► Фома Крюков три года не получал от сына писем, и тут, извольте — получайте, Фома Петрович, из города Москвы, от родного сына пять целковых…
Фома Крюков попарился в бане, надел чистую рубаху, выпил полбутылки самогона и поехал на почту…
— Деньги, — сказал Фома, — деньги мне от сына дополучить.
Кассир порылся в бумагах и положил на прилавок полчервонца…
Фома взял деньги, посмотрел на них с удивлением и вдруг стукнул ладонью по прилавку.
— Эй, дядя! — закричал Фома. — Какие деньги суешь-то, гляди?!
— Какие деньги? — сказал кассир. — Новые деньги…
— Ну? — с удивлением сказал Фома. — Это кто там такое есть? Изображен-то?.. Не мужик ли? Мужик. Ей-богу, мужик. Ну? Не врут, значит, люди. Мужик изображен на деньгах-то. Неужели же не врут? Неужели же мужик в такой силе после революции?

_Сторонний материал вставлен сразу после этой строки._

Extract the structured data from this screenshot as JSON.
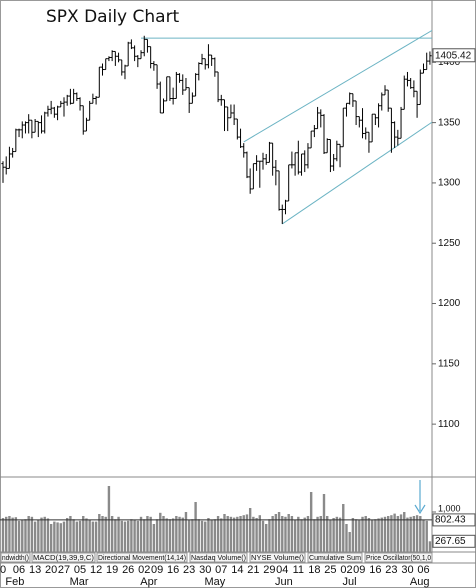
{
  "chart_data": [
    {
      "type": "ohlc",
      "title": "SPX Daily Chart",
      "categories": [
        "0",
        null,
        null,
        null,
        null,
        "06",
        null,
        null,
        null,
        null,
        "13",
        null,
        null,
        null,
        null,
        "20",
        null,
        null,
        null,
        "27",
        null,
        null,
        null,
        null,
        "05",
        null,
        null,
        null,
        null,
        "12",
        null,
        null,
        null,
        null,
        "19",
        null,
        null,
        null,
        null,
        "26",
        null,
        null,
        null,
        null,
        "02",
        null,
        null,
        null,
        "09",
        null,
        null,
        null,
        null,
        "16",
        null,
        null,
        null,
        null,
        "23",
        null,
        null,
        null,
        null,
        "30",
        null,
        null,
        null,
        null,
        "07",
        null,
        null,
        null,
        null,
        "14",
        null,
        null,
        null,
        null,
        "21",
        null,
        null,
        null,
        null,
        "29",
        null,
        null,
        null,
        "04",
        null,
        null,
        null,
        null,
        "11",
        null,
        null,
        null,
        null,
        "18",
        null,
        null,
        null,
        null,
        "25",
        null,
        null,
        null,
        null,
        "02",
        null,
        null,
        null,
        "09",
        null,
        null,
        null,
        null,
        "16",
        null,
        null,
        null,
        null,
        "23",
        null,
        null,
        null,
        null,
        "30",
        null,
        null,
        null,
        null,
        "06",
        null,
        null
      ],
      "months": [
        null,
        null,
        "Feb",
        null,
        null,
        null,
        null,
        null,
        null,
        null,
        null,
        null,
        null,
        null,
        null,
        null,
        null,
        null,
        null,
        null,
        null,
        null,
        "Mar",
        null,
        null,
        null,
        null,
        null,
        null,
        null,
        null,
        null,
        null,
        null,
        null,
        null,
        null,
        null,
        null,
        null,
        null,
        null,
        null,
        null,
        "Apr",
        null,
        null,
        null,
        null,
        null,
        null,
        null,
        null,
        null,
        null,
        null,
        null,
        null,
        null,
        null,
        null,
        null,
        null,
        null,
        "May",
        null,
        null,
        null,
        null,
        null,
        null,
        null,
        null,
        null,
        null,
        null,
        null,
        null,
        null,
        null,
        null,
        null,
        null,
        null,
        null,
        null,
        "Jun",
        null,
        null,
        null,
        null,
        null,
        null,
        null,
        null,
        null,
        null,
        null,
        null,
        null,
        null,
        null,
        null,
        null,
        null,
        null,
        null,
        "Jul",
        null,
        null,
        null,
        null,
        null,
        null,
        null,
        null,
        null,
        null,
        null,
        null,
        null,
        null,
        null,
        null,
        null,
        null,
        null,
        null,
        "Aug",
        null,
        null,
        null,
        null,
        null
      ],
      "open": [
        1316,
        1313,
        1312,
        1324,
        1326,
        1344,
        1344,
        1348,
        1350,
        1352,
        1342,
        1351,
        1350,
        1343,
        1358,
        1361,
        1362,
        1357,
        1363,
        1366,
        1367,
        1372,
        1366,
        1374,
        1370,
        1364,
        1343,
        1352,
        1366,
        1370,
        1371,
        1396,
        1394,
        1403,
        1404,
        1409,
        1405,
        1402,
        1392,
        1397,
        1416,
        1412,
        1405,
        1403,
        1408,
        1419,
        1413,
        1399,
        1398,
        1382,
        1358,
        1368,
        1388,
        1370,
        1370,
        1390,
        1385,
        1377,
        1379,
        1366,
        1372,
        1390,
        1399,
        1403,
        1398,
        1406,
        1403,
        1392,
        1369,
        1369,
        1363,
        1354,
        1358,
        1353,
        1338,
        1330,
        1325,
        1305,
        1295,
        1316,
        1318,
        1318,
        1320,
        1317,
        1333,
        1313,
        1310,
        1278,
        1278,
        1285,
        1315,
        1315,
        1325,
        1309,
        1324,
        1315,
        1329,
        1343,
        1345,
        1358,
        1356,
        1325,
        1336,
        1314,
        1320,
        1332,
        1330,
        1362,
        1366,
        1374,
        1368,
        1355,
        1352,
        1341,
        1342,
        1334,
        1357,
        1354,
        1364,
        1373,
        1377,
        1362,
        1350,
        1338,
        1337,
        1361,
        1386,
        1385,
        1379,
        1376,
        1365,
        1391,
        1394,
        1401
      ],
      "high": [
        1318,
        1322,
        1330,
        1329,
        1345,
        1345,
        1351,
        1351,
        1357,
        1352,
        1353,
        1351,
        1356,
        1359,
        1364,
        1368,
        1363,
        1364,
        1368,
        1371,
        1373,
        1378,
        1378,
        1375,
        1371,
        1364,
        1354,
        1368,
        1374,
        1372,
        1396,
        1399,
        1403,
        1405,
        1410,
        1409,
        1408,
        1402,
        1398,
        1417,
        1419,
        1414,
        1406,
        1410,
        1422,
        1419,
        1413,
        1401,
        1398,
        1384,
        1370,
        1388,
        1388,
        1379,
        1392,
        1391,
        1390,
        1387,
        1379,
        1375,
        1391,
        1400,
        1407,
        1403,
        1415,
        1406,
        1404,
        1392,
        1373,
        1369,
        1363,
        1365,
        1365,
        1353,
        1345,
        1333,
        1326,
        1312,
        1316,
        1323,
        1318,
        1325,
        1324,
        1334,
        1333,
        1319,
        1310,
        1282,
        1286,
        1315,
        1326,
        1325,
        1335,
        1324,
        1327,
        1333,
        1343,
        1348,
        1363,
        1361,
        1357,
        1337,
        1336,
        1324,
        1335,
        1332,
        1362,
        1366,
        1375,
        1374,
        1368,
        1355,
        1362,
        1346,
        1342,
        1357,
        1357,
        1366,
        1375,
        1381,
        1377,
        1362,
        1351,
        1344,
        1363,
        1389,
        1392,
        1387,
        1385,
        1376,
        1394,
        1399,
        1408,
        1409
      ],
      "low": [
        1300,
        1307,
        1312,
        1321,
        1326,
        1338,
        1337,
        1341,
        1341,
        1337,
        1342,
        1338,
        1341,
        1341,
        1355,
        1357,
        1354,
        1352,
        1363,
        1355,
        1364,
        1365,
        1366,
        1368,
        1360,
        1340,
        1343,
        1352,
        1366,
        1365,
        1371,
        1389,
        1394,
        1401,
        1401,
        1397,
        1400,
        1389,
        1386,
        1397,
        1411,
        1401,
        1396,
        1403,
        1405,
        1408,
        1395,
        1393,
        1378,
        1358,
        1358,
        1368,
        1368,
        1365,
        1370,
        1383,
        1373,
        1377,
        1358,
        1366,
        1372,
        1385,
        1398,
        1394,
        1395,
        1397,
        1388,
        1367,
        1364,
        1343,
        1343,
        1354,
        1348,
        1336,
        1329,
        1321,
        1304,
        1291,
        1295,
        1310,
        1296,
        1311,
        1315,
        1317,
        1306,
        1298,
        1277,
        1266,
        1274,
        1285,
        1312,
        1306,
        1307,
        1306,
        1309,
        1312,
        1329,
        1338,
        1345,
        1346,
        1324,
        1325,
        1309,
        1310,
        1318,
        1313,
        1330,
        1355,
        1365,
        1363,
        1348,
        1346,
        1337,
        1336,
        1325,
        1334,
        1348,
        1346,
        1360,
        1373,
        1359,
        1325,
        1329,
        1331,
        1337,
        1361,
        1380,
        1378,
        1371,
        1354,
        1365,
        1391,
        1394,
        1398
      ],
      "close": [
        1313,
        1312,
        1324,
        1326,
        1344,
        1344,
        1348,
        1350,
        1352,
        1342,
        1351,
        1350,
        1343,
        1358,
        1361,
        1362,
        1357,
        1363,
        1366,
        1367,
        1372,
        1366,
        1374,
        1370,
        1364,
        1343,
        1352,
        1366,
        1370,
        1371,
        1396,
        1394,
        1403,
        1404,
        1409,
        1405,
        1402,
        1392,
        1397,
        1416,
        1412,
        1405,
        1403,
        1408,
        1419,
        1413,
        1399,
        1398,
        1382,
        1358,
        1368,
        1388,
        1370,
        1370,
        1390,
        1385,
        1377,
        1379,
        1366,
        1372,
        1390,
        1399,
        1403,
        1398,
        1406,
        1403,
        1392,
        1369,
        1369,
        1363,
        1354,
        1358,
        1353,
        1338,
        1330,
        1325,
        1305,
        1295,
        1316,
        1318,
        1318,
        1320,
        1317,
        1333,
        1313,
        1310,
        1278,
        1278,
        1285,
        1315,
        1315,
        1325,
        1309,
        1324,
        1315,
        1329,
        1343,
        1345,
        1358,
        1356,
        1325,
        1336,
        1314,
        1320,
        1332,
        1330,
        1362,
        1366,
        1374,
        1368,
        1355,
        1352,
        1341,
        1342,
        1334,
        1357,
        1354,
        1364,
        1373,
        1377,
        1362,
        1350,
        1338,
        1337,
        1361,
        1386,
        1385,
        1379,
        1376,
        1365,
        1391,
        1394,
        1401,
        1405.42
      ],
      "color": "#000000",
      "ylim": [
        1057,
        1450
      ],
      "yticks": [
        1100,
        1150,
        1200,
        1250,
        1300,
        1350,
        1400
      ],
      "trendlines": [
        {
          "x": [
            43,
            134
          ],
          "y": [
            1420,
            1420
          ]
        },
        {
          "x": [
            75,
            134
          ],
          "y": [
            1334,
            1427
          ]
        },
        {
          "x": [
            87,
            134
          ],
          "y": [
            1266,
            1351
          ]
        }
      ],
      "trendline_color": "#6cb4c4"
    },
    {
      "type": "bar",
      "values": [
        850,
        880,
        900,
        860,
        870,
        780,
        800,
        820,
        900,
        880,
        760,
        800,
        860,
        880,
        840,
        700,
        760,
        740,
        720,
        760,
        850,
        900,
        820,
        760,
        780,
        900,
        840,
        800,
        760,
        760,
        950,
        900,
        880,
        1650,
        900,
        820,
        880,
        780,
        760,
        780,
        820,
        800,
        780,
        880,
        820,
        900,
        880,
        700,
        820,
        980,
        900,
        840,
        820,
        840,
        900,
        880,
        860,
        1000,
        800,
        820,
        1250,
        820,
        780,
        760,
        850,
        800,
        820,
        900,
        840,
        950,
        900,
        880,
        860,
        880,
        900,
        920,
        940,
        1100,
        880,
        850,
        920,
        780,
        700,
        820,
        900,
        950,
        1000,
        900,
        880,
        950,
        900,
        800,
        880,
        820,
        860,
        900,
        1500,
        820,
        880,
        900,
        1450,
        900,
        800,
        850,
        880,
        860,
        1200,
        700,
        500,
        850,
        820,
        800,
        880,
        900,
        850,
        800,
        820,
        840,
        860,
        880,
        900,
        920,
        960,
        900,
        940,
        1000,
        860,
        880,
        900,
        920,
        900,
        800,
        780,
        267.65
      ],
      "color": "#8a8a8a",
      "ma": 802.43,
      "ma_color": "#333333",
      "ylim": [
        0,
        1850
      ],
      "yticks": [
        {
          "value": 1000,
          "label": "1,000"
        }
      ]
    }
  ],
  "indicator_tabs": [
    "ndwidth()",
    "MACD(19,39,9,C)",
    "Directional Movement(14,14)",
    "Nasdaq Volume()",
    "NYSE Volume()",
    "Cumulative Sum",
    "Price Oscillator(50,1,0"
  ]
}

Фома снова подошел к прилавку.
— Дядя, — сказал Фома, — изображен-то кто? Извини за слова…
— Уходи, уходи! — сказал кассир. — Получил деньги и уходи к лешему… Где изображен-то?
— Да на деньгах!
Кассир посмотрел на мужика и сказал усмехаясь:
— Мужик изображен. Ты, ваше величество, заместо царя изображен. Понял?..
Нет, словам Фома бы не поверил. Не такой он человек, чтобы верить словам. Но деньги — это ведь уже не слова: на них, скажем, самогон купить можно… И вот на деньгах, там, где раньше печатался царский портрет, изображен он, Фома Крюков. Или такой же мужик, как он. Стало быть, люди не врут…
Так Фома неверный поверил, что его не обманывали, что власть и впрямь переменилась. Что власть действительно новая. И не просто новая, а ЕГО, Фомы Крюкова, власть! Ведь если вместо портрета царя на деньгах печатают его, Фомы Крюкова, портрет, это значит, что он, Фома, теперь вместо царя!
► «Скажи, пожалуйста, — думал Фома, — портрет выводят… Неужели же мужику царский почет?»
Фома погнал лошадь, но у леса вдруг повернул назад и поехал в город.
Остановился Фома у вокзала, привязал лошадь к забору и вошел в помещение.
Было почти пусто. У дверей, положив под голову мешок, спал какой-то человек в мягкой шляпе.
Фома купил на две копейки семечек и присел на окно, но, посидев минуту, подошел к спящему и вдруг крикнул:
— Эй, шляпа. Слазь со скамьи! Мне сесть надо..
Человек в шляпе раскрыл глаза, оторопело посмотрел на Фому и сел. И, зевая и сплевывая, стал свертывать папироску. Фома присел рядом, отодвинул мешок и стал со вкусом жевать семечки, сплевывая шелуху на пол.
«Не врут, — думал Фома. — Почет все-таки заметный. Слушают. Раньше, может, в рожу бы влепили, а тут слушают, пугаются. Ишь ты, как все случилось, незаметно приключилось… Скажи на милость… Не врут».
Фома от души наслаждается своим новым положением. Но более всего он потрясен тем, что его простой резон («Эй, шляпа, слазь со скамьи! Мне сесть надо!..») возымел действие. Вот тут он уже окончательно уверился: не врали те, что обещали ему: «Кто был никем, тот станет всем!»